775 – Other Edition Entry
If an OCLC record for the current version of the website exists, link to it in a 775 field, regardless of whether it is held by GPO.
When updating an existing Web Archive record with a 775 field linking to the current version of the website, ensure that the content of the 775 field is accurate.
- If the linked record has not been updated, and it is a GPO record, update the linked record as necessary, as well as the 775 text in this record.
- If the linked record is not a GPO record, you may choose to update the linked record; or to leave the linked record as-is, still retaining the 775 in this record.
856 – Electronic Location & Access
Collections and subcollections will have a PURL pointing to the Wayback URL for the index page of harvested dates for the primary seed. Sample structure of index page target URL: https://wayback.archive-it.org/4225/*/http://www.ncua.gov/
Collections, but not subcollections, will have an additional PURL pointing to the collection page seed list. Sample structure of seed list target URL: https://archive-it.org/collections/4225
Also include a historic URL field for the primary seed URL at time of first capture.
If the primary seed URL for the resource changes, create a PURL to the new index page. In both the old and new index page PURL fields, add a subfield ǂ3 giving the dates of coverage. Note that there is no need to alter the seed list PURL.
Also add a new 856 field for the URL at time of capture. Indicate the date of the change in angle brackets in subfield ǂz in the “URL at time of capture” fields.
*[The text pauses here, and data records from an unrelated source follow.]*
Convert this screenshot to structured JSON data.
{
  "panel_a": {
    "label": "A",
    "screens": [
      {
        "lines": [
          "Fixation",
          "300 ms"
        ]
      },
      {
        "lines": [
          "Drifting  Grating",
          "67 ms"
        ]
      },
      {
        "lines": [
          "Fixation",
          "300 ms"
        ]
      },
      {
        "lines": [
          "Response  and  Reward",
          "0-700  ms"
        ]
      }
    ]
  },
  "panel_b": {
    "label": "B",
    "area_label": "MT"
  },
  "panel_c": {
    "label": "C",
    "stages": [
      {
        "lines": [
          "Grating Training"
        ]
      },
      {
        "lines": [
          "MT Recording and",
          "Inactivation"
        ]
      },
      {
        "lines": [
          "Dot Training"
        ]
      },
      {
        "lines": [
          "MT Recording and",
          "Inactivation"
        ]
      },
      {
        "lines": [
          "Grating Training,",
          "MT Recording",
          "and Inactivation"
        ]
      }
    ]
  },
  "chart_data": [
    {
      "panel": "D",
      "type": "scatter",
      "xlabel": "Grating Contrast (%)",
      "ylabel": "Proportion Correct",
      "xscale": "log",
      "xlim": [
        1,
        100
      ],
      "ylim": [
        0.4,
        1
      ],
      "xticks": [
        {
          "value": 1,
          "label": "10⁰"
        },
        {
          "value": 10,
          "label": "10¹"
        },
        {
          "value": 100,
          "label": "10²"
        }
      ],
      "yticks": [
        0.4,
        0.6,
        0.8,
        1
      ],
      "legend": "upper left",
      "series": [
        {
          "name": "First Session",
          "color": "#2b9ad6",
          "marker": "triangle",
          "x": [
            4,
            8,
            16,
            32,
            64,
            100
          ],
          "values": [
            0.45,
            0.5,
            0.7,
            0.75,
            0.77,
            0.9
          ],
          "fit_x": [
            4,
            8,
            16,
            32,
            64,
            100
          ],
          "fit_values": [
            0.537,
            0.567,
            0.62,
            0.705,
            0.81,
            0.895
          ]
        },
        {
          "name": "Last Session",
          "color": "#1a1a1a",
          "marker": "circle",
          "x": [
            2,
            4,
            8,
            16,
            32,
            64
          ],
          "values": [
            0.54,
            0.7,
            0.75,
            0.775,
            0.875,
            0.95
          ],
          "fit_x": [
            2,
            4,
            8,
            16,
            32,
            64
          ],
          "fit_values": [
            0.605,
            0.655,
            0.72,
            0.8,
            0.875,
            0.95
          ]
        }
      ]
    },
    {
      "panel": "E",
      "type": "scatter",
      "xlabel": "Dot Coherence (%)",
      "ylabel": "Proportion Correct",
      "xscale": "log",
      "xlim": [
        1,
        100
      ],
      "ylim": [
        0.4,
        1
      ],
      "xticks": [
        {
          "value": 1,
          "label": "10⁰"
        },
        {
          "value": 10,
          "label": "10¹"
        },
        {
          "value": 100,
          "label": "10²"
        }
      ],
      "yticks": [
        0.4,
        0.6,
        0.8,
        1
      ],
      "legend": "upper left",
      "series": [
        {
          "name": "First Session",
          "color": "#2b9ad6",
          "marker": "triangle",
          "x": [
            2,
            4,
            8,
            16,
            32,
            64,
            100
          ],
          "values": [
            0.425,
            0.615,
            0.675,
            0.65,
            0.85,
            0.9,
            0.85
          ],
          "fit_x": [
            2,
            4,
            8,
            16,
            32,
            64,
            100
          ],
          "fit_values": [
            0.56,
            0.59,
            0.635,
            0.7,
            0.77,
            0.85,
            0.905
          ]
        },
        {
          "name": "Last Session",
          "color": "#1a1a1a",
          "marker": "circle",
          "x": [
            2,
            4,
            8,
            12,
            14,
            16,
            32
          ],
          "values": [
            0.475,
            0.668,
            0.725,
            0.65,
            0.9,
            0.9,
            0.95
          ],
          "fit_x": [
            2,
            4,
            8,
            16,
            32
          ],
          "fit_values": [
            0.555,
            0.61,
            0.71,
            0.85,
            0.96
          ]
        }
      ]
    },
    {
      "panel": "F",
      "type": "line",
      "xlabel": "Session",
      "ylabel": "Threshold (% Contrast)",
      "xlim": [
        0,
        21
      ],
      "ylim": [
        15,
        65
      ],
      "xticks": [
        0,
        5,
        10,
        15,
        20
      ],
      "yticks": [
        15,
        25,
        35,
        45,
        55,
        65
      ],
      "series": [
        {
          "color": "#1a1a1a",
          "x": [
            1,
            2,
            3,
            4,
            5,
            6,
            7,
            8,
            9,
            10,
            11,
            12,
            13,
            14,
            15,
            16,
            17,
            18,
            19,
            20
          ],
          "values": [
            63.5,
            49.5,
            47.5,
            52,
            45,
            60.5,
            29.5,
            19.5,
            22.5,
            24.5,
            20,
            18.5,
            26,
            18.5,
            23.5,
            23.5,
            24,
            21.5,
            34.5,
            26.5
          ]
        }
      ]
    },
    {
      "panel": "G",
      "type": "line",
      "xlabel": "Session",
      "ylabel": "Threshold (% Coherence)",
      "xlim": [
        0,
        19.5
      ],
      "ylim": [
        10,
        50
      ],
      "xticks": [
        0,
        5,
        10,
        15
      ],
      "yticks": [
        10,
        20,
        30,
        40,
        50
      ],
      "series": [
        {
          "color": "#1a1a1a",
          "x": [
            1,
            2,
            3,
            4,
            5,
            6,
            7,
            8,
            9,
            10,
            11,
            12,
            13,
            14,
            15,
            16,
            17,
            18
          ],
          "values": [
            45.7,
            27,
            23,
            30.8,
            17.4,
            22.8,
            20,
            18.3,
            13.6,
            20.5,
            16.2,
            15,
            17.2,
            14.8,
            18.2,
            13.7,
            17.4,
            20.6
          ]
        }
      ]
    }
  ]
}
If the archived version lacks any of the functionality of the live version, make a note in subfield ǂz of the 856 field for the index page PURL. Sample notes have been developed in consultation with staff members from the Office of Archival Management; please consult with them for any additional notes that may be required.
955 – Local Note
Include a WEBARCH local note, with the date of initial export, for all collection and subcollection level records. Do not include for Archive-It collections not harvested by GPO.